— Вот идея, — цинично сказал Стэникэ. — Потребуем для него опеки, как для неспособного отдавать отчет в своих действиях. Только, видите ли, нет налицо прямых наследников, имуществу которых грозила бы опасность. К тому же дядя Костаке не кричит, никого не бьет и не проигрывает деньги в карты. Люди, которые подтвердят все что угодно, найдутся всегда, как не найтись, но вы-то, его сестра, можете пойти и объявить, что ваш брат — сумасшедший?
— Могу! — в бешенстве сказала Аглае.
— Вы пойдете, но вам не поверят! Явится Отилия, явится Феликс, явится Паскалопол и так далее, и тому подобное и докажут, что вы клевещете. Это годится для глупых баб, а не для дяди Костаке, он хитрее, чем мы полагали. Вы станете всеобщим посмешищем, а он разозлится и ничего не оставит вам по завещанию.
— Он пишет завещание? — усомнилась Аглае.
— Должно быть, пишет! Если он все продаст, то у вас не останется другого выхода, как наладить хорошие отношения с ним и в особенности с Отилией!
— С Отилией? Никогда!
— Что ж, дело ваше!
— И при чем здесь Отилия, скажи пожалуйста, что это — имущество Отилии? Ты думаешь, что Отилия откажется от денег? Тогда зачем же она к нему льнет?

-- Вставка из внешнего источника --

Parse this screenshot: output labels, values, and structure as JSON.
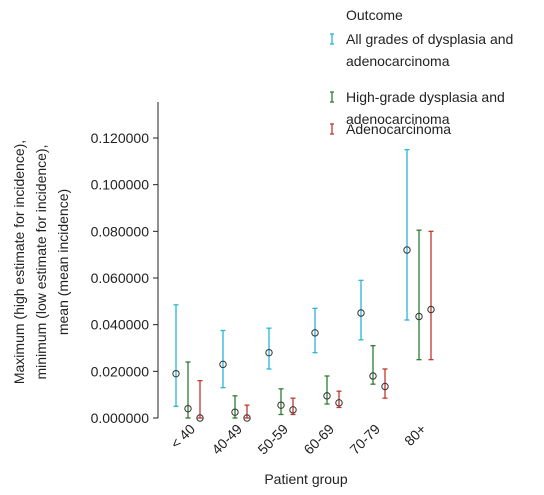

— Вот в этом и заключается ваша тактическая ошибка. Отилия строит глазки Паскалополу, а Паскалопол — Отилии? Ну и что? Почему вы разгневались, скажите на милость, почему начали прохаживаться на их счет? Вы что, сами хотели выйти за Паскалопола? Если нет, то какое вам дело, за кого выйдет Отилия? Как человек с широким кругозором, как защитник ваших интересов, я в восторге от этой перспективы. Паскалопол стар, он снимет с себя последнюю рубашку, чтобы заполучить Отилию. А она гонится за деньгами — ведь он-то богат. Дядя Костаке скряга, он будет в свою очередь доволен, что не придется ничего давать девушке. Он будет сидеть на деньгах, пока в один прекрасный день — бац! — ведь мы все не вечны. И тогда вы остаетесь единственной наследницей! А вы что натворили? Поссорились с дядей Костаке, все добивались от него чего-то, вот он вам и мстит. Мы видывали скупердяев, которые умирали на рогоже и оставляли все имущество на приюты, государству!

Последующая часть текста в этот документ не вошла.